Lori’s lawyer was a tin bucket filled with eggs and gummy bears, so the only sounds he made were squeeeeeshy bear growls.

The judge, a fellow cannibal named Jorbs, reached a decision. Globs was not guilty.

Lori’s rage tornado was an A+.

“Judge, this is bullshit,” exclaimed Lori, “this court is bullshit. This story is bullshit, and the language it employs is bullshit. You can’t reduce people down to walking meat-trolleys and shrug it off when they get their goddamn arms bitten off by fucking cannibals! This shit happens all the time, and nothing changes! It’s 2015, and Luke Shmyran is still writing songs about eating toe chips in his skin-hat. It’s archaic. It’s senseless. Non-cannibals should be able to walk down the street at night without this realistic fear of getting eaten, just as we worked to ensure that men could walk down the street at night without getting raped!”
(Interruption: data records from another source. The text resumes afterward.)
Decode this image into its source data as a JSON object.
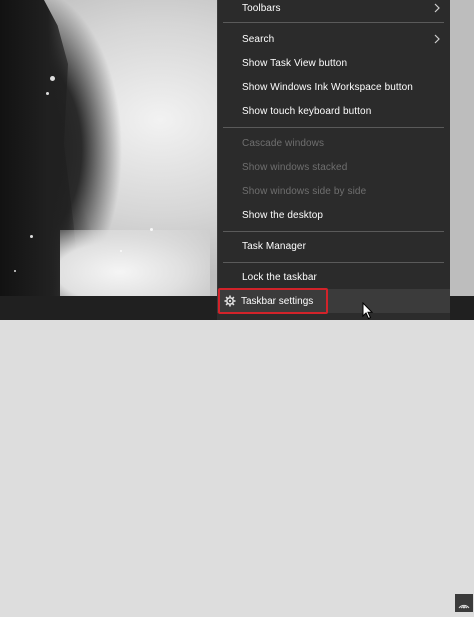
{
  "menu": {
    "items": [
      {
        "label": "Toolbars",
        "disabled": false,
        "submenu": true
      },
      {
        "label": "Search",
        "disabled": false,
        "submenu": true
      },
      {
        "label": "Show Task View button",
        "disabled": false,
        "submenu": false
      },
      {
        "label": "Show Windows Ink Workspace button",
        "disabled": false,
        "submenu": false
      },
      {
        "label": "Show touch keyboard button",
        "disabled": false,
        "submenu": false
      },
      {
        "label": "Cascade windows",
        "disabled": true,
        "submenu": false
      },
      {
        "label": "Show windows stacked",
        "disabled": true,
        "submenu": false
      },
      {
        "label": "Show windows side by side",
        "disabled": true,
        "submenu": false
      },
      {
        "label": "Show the desktop",
        "disabled": false,
        "submenu": false
      },
      {
        "label": "Task Manager",
        "disabled": false,
        "submenu": false
      },
      {
        "label": "Lock the taskbar",
        "disabled": false,
        "submenu": false
      }
    ],
    "settings_label": "Taskbar settings",
    "settings_icon": "gear-icon"
  },
  "colors": {
    "menu_bg": "#2b2b2b",
    "disabled_text": "#6f6f6f",
    "highlight_border": "#d2232a",
    "taskbar_bg": "#202020"
  }
}
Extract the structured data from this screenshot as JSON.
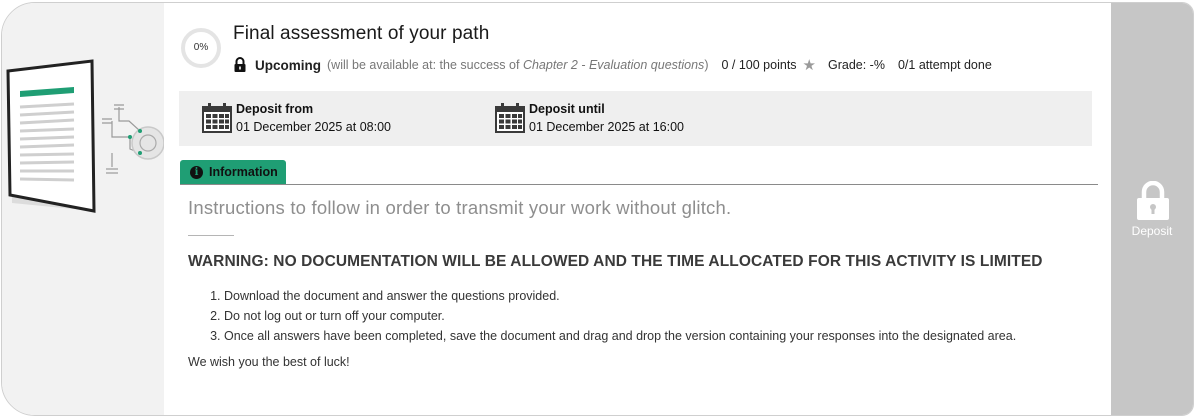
{
  "activity": {
    "progress": "0%",
    "progress_fraction": 0,
    "title": "Final assessment of your path",
    "status": "Upcoming",
    "availability_prefix": "(will be available at: the success of ",
    "availability_chapter": "Chapter 2 - Evaluation questions",
    "availability_suffix": ")",
    "points": "0 / 100 points",
    "grade": "Grade: -%",
    "attempts": "0/1 attempt done"
  },
  "deposit": {
    "from_label": "Deposit from",
    "from_value": "01 December 2025 at 08:00",
    "until_label": "Deposit until",
    "until_value": "01 December 2025 at 16:00"
  },
  "tab": {
    "label": "Information"
  },
  "instructions": {
    "heading": "Instructions to follow in order to transmit your work without glitch.",
    "warning": "WARNING: NO DOCUMENTATION WILL BE ALLOWED AND THE TIME ALLOCATED FOR THIS ACTIVITY IS LIMITED",
    "steps": [
      "Download the document and answer the questions provided.",
      "Do not log out or turn off your computer.",
      "Once all answers have been completed, save the document and drag and drop the version containing your responses into the designated area."
    ],
    "closing": "We wish you the best of luck!"
  },
  "side_action": {
    "label": "Deposit"
  },
  "colors": {
    "accent": "#1f9e74",
    "side_panel": "#c6c6c6",
    "deposit_bar": "#efefef"
  }
}
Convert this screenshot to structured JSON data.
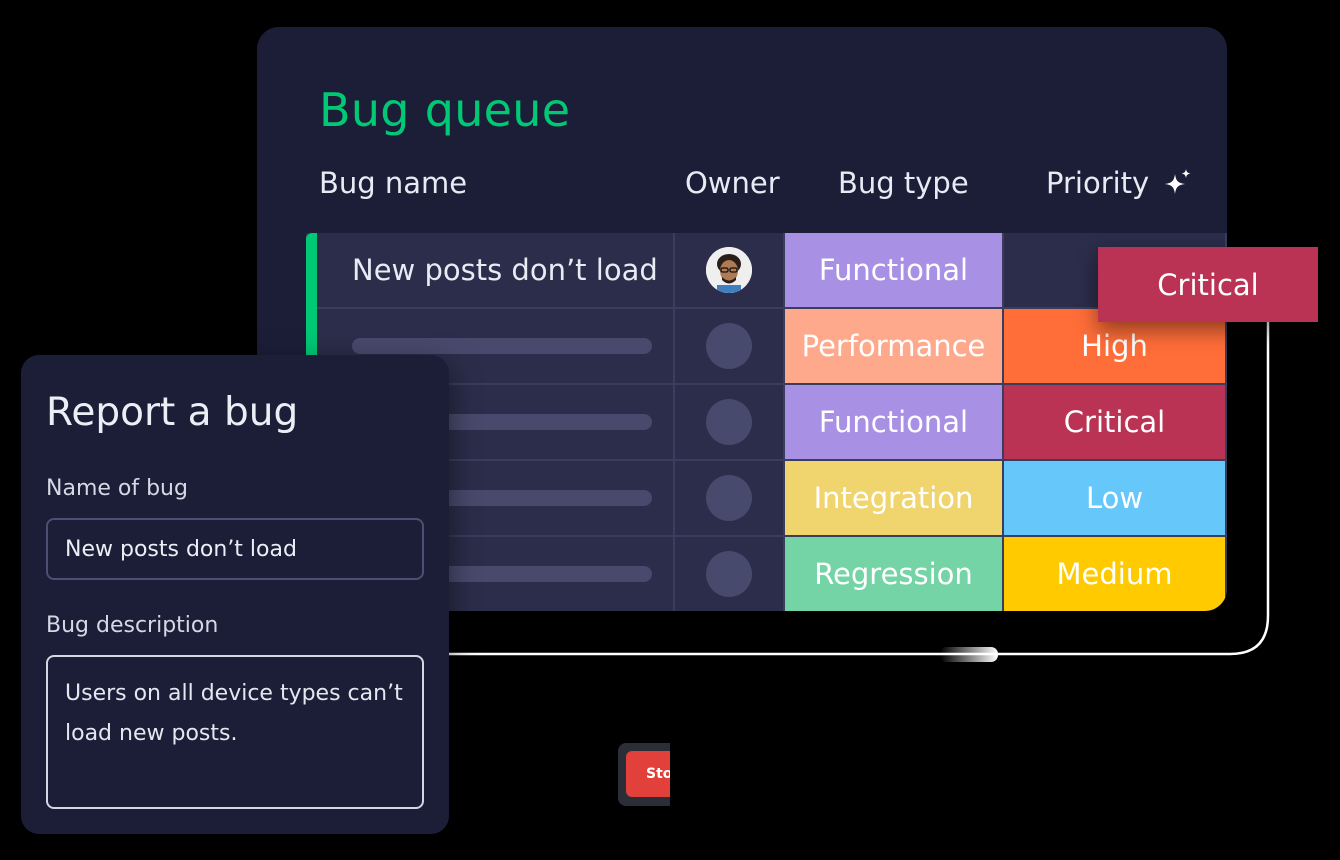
{
  "board": {
    "title": "Bug queue",
    "columns": {
      "name": "Bug name",
      "owner": "Owner",
      "type": "Bug type",
      "priority": "Priority"
    },
    "rows": [
      {
        "name": "New posts don’t load",
        "owner": "avatar",
        "type": "Functional",
        "type_color": "#a890e4",
        "priority": "",
        "priority_color": ""
      },
      {
        "name": "",
        "owner": "placeholder",
        "type": "Performance",
        "type_color": "#ffa98c",
        "priority": "High",
        "priority_color": "#ff6d38"
      },
      {
        "name": "",
        "owner": "placeholder",
        "type": "Functional",
        "type_color": "#a890e4",
        "priority": "Critical",
        "priority_color": "#bb3354"
      },
      {
        "name": "",
        "owner": "placeholder",
        "type": "Integration",
        "type_color": "#f0d46e",
        "priority": "Low",
        "priority_color": "#66c7fb"
      },
      {
        "name": "",
        "owner": "placeholder",
        "type": "Regression",
        "type_color": "#74d4a5",
        "priority": "Medium",
        "priority_color": "#ffcb00"
      }
    ],
    "floating_priority": {
      "label": "Critical",
      "color": "#bb3354"
    },
    "accent_color": "#00c875"
  },
  "report": {
    "title": "Report a bug",
    "name_label": "Name of bug",
    "name_value": "New posts don’t load",
    "description_label": "Bug description",
    "description_value": "Users on all device types can’t load new posts."
  },
  "widget": {
    "stop_label": "Sto"
  }
}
The courtroom went silent.

“Woah there, Lori,” said the judge,  “you know better than to allude to the sexual harassment of men. Our courts worked hard to abolish that decades ago. That was a dark time for men: we couldn’t so much as walk down the street without getting dog-called, and sheep-whistled at. People used to throw around terms such as ‘fatherfucker’ and ‘daughter of a fuckboy’ like it was no big deal. Back then, people went around saying ‘hey, gals’ to everyone, like we weren’t even there. It was as if we were invisible. It’s a better, safer time for our gender now.”

“Sorry, judge, I—I, should’ve known better,” Lori conceded.

The judge sighed, “Anyways, with regards to the case, Lori, Globs is a cannibal. It’s what cannibals do. I mean, for one, you went home with someone named Globs. That was your first mistake. Like, his name is Globs; you could not have found a more Cannibal-sounding name if you tried.

Second of all, the defense says you smelled like people, which, hello, is what cannibals eat. Let’s face it: you were asking to get eaten that night.”